To avoid the “Ghost Victory” trap, Dan recommends “pre-gaming” your metrics and thinking of all of the ways it would be possible to hit the numbers while simultaneously damaging the organization. In other words, get ahead of the problem and solve it before it happens.

He proposes three tests which force us to apply different assumptions to our thinking.

The lazy bureaucrat test

Imagine the easiest possible way to hit the numbers – with the least amount of change to the status quo. The story I cited above about inventory levels is a great example.

I can make my defect rates improve by altering the definition of “defect.”

There are lots of accounting games that can be played.

This is one to borrow from Skip’s list – How can the underlying numbers be distorted to make this one look good when it really isn’t?

The “rising tides” test

What external factors would have a significant impact on this metric? For example, I was working at a large company where a significant part of their product cost was a commodity raw material. As the market price went down, “costs” went down, and bonuses all around. But when the market price went up, “costs” went up and careers were threatened and bad reviews issued.

Those shifts in commodity prices had nothing to do with how those managers were doing their jobs, the tide rose and fell, and their fortunes with it.

The question in my mind is “What things would make this number look good, or bad, without any effort or change in the process we are trying to measure?”

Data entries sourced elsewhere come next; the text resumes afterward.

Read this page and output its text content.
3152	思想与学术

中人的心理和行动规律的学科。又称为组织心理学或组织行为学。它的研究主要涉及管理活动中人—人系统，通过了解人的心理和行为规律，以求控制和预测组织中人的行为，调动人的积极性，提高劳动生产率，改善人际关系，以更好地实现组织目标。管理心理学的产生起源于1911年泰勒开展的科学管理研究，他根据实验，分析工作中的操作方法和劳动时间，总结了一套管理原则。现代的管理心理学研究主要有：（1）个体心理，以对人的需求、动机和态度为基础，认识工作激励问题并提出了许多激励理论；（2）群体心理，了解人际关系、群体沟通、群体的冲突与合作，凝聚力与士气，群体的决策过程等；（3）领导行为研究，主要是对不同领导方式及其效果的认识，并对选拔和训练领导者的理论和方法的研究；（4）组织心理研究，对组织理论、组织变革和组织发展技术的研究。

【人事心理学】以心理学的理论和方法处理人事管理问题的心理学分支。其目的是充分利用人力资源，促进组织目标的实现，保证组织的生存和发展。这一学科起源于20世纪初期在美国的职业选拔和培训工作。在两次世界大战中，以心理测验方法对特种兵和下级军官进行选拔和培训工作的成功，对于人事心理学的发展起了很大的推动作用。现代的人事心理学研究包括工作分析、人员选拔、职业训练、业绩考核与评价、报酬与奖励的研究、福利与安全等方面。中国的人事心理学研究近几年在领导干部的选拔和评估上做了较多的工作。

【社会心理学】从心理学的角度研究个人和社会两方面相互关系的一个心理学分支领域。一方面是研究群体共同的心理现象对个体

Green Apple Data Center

The defiling-the-mission test

Hmmm. This is a tough one. (not really)

And it is a really common problem in our world of quarterly and annual expectations. In what ways could meeting these numbers in the short term ultimately hurt our reputation, our business, in the long term?

For example, I can think of an ongoing story of a product development project that hit its cost and schedule milestones (what was being measured). But they did so at the cost of destroying their reputation with customers, their Federal regulators and the public (and, to a large extent, their employees). They now have a new CEO, but the deeper problem has origins in the late 1990s.

How long will it take them to recover? That story is still playing out.

In another case I was in a meeting with a team that was discussing a customer complaint. The ultimate cause was a decision to substitute a cheaper material to reduce production costs. But this is a premium brand. There was a great question asked there: “Which of our values did we violate here?” – so the introspection was awesome.

Next step? Ask that question before the decision is made: “Is this decision consistent with our values?” If that makes you uncomfortable, then time to look in the mirror.

Then there is this little incident from 2010:

Picture of burning Deepwater Horizon oil platform
BP Deepwater Horizon fire – Photo by USCG

The metric was cost and schedule. Which makes sense. But the behavior that was driven was cutting corners on safety.

Getting Ahead of Problems

The book’s subtitle says it is about getting ahead of problems. I am looking forward to reading it and writing something more comprehensive.